The Get Down is a 70s story or recital
about the origins of hip-hop, an apt title –
starring the Fantastic Four plus one
amidst the broken Bronx and guns.
It’s 1977, at the release of Star Wars
not long after racist Jim Crow laws. In this
concrete jungle, deep in The Big Apple with
Jamaicans and Ricans in their own chapel.
Funk, dance offs, Afros, turntables and 70s culture.
I binged this series from start to finish like a vulture.
Great and stellar performances from all the actors
including great writing, directing and cinematic factors.
But this is a story about black society and black history.
Blacks owned the Bronx, geeze that’s no mystery.
Though, the 70s was a white man’s wonderland and
minorities suffered with the hell of drugs and contraband.

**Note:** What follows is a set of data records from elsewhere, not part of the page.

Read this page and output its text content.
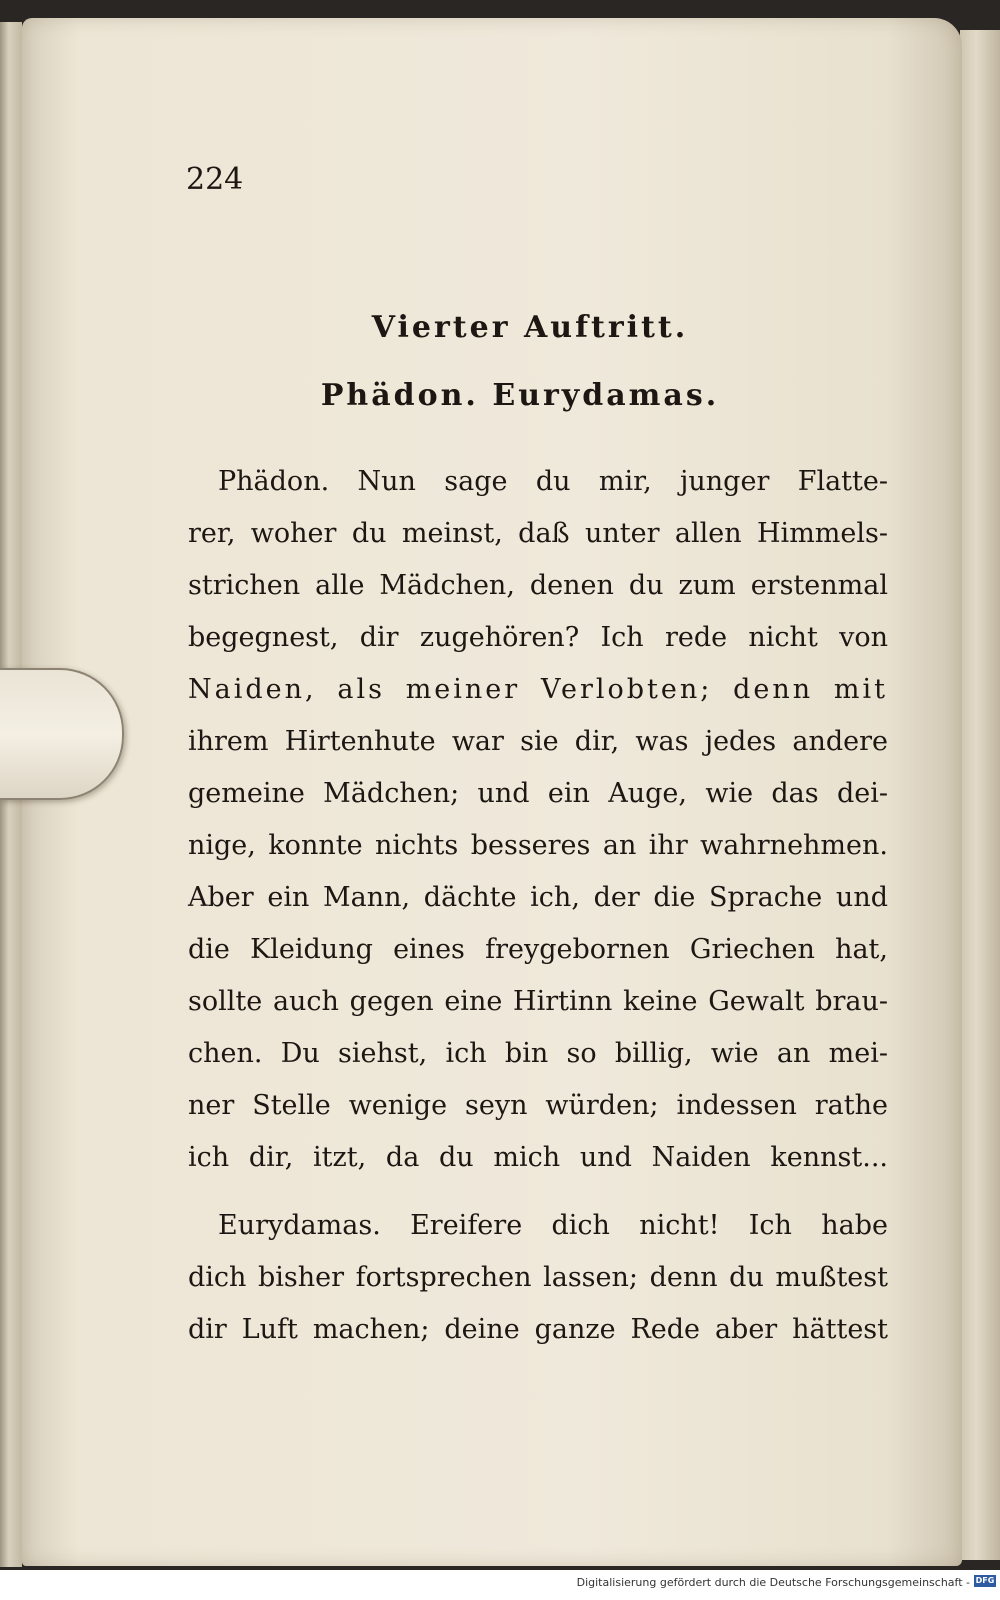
224
Vierter Auftritt.
Phädon. Eurydamas.
Phädon. Nun sage du mir, junger Flatte-
rer, woher du meinst, daß unter allen Himmels-
strichen alle Mädchen, denen du zum erstenmal
begegnest, dir zugehören? Ich rede nicht von
Naiden, als meiner Verlobten; denn mit
ihrem Hirtenhute war sie dir, was jedes andere
gemeine Mädchen; und ein Auge, wie das dei-
nige, konnte nichts besseres an ihr wahrnehmen.
Aber ein Mann, dächte ich, der die Sprache und
die Kleidung eines freygebornen Griechen hat,
sollte auch gegen eine Hirtinn keine Gewalt brau-
chen. Du siehst, ich bin so billig, wie an mei-
ner Stelle wenige seyn würden; indessen rathe
ich dir, itzt, da du mich und Naiden kennst...
Eurydamas. Ereifere dich nicht! Ich habe
dich bisher fortsprechen lassen; denn du mußtest
dir Luft machen; deine ganze Rede aber hättest
Digitalisierung gefördert durch die Deutsche Forschungsgemeinschaft - DFG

Music was a language; it was poetry, an art form
integrated in pop culture, society and cultural norms.
Graffiti isn’t a horrible, grotesque or an absurd abomination,
but a way to express yourself via colourful connotations.
Filled with stories about the mob, violence and drugs
in contrast to the musical ideologies of peace and hugs.
Fat Annie controls Shaolin Fantastic like her prey
but all he wants to do is spin decks and DJ.
Ezekiel: a budding writer, poet and excellent wordsmith.
Though to perform in front of others, for him is a myth.
He’s shy, timid, and quiet with a dark and horrific past.
Parents killed by the Bronx, frequent for someone of his caste.
But his love, Mylene Cruz, daughter of a religious fanatic, and
all she wants to do is sing, her dad renders her vocals static
Her life must be that of a pilgrim – a Christian – a preacher’s daughter.
She’s a sacrifice, a lamb going to a butchery or slaughter.
Then there’s Dizzee, our artistic philosopher played by Jaden Smith,
breaking down words and syllables; using morphology like a blacksmith.
Sending messages throughout the city via the subways and his brilliance,
fleeing from police and their guns with such heroism and resilience.
This is based on the true story of Grandmaster Flash
with cool vibes, wicked tunes and many a musical splash.
The musician, DJ, collected and philosophical character
who created a movement, becoming rhythmic barrister.
This show brims with awesomeness and necessary quality:
a soundtrack with lyrics that shows black oppression and inequality.
Created by Baz Luhrmann, shown by Netflix and produced by Nas
overflowing with unknown names and many of TV’s great talent and stars.
It’s a stimulating study about music and reason,
yet showing half a season is televisual treason.
The show touched my heart and I shed a tear
and for more episodes, I must wait until next year.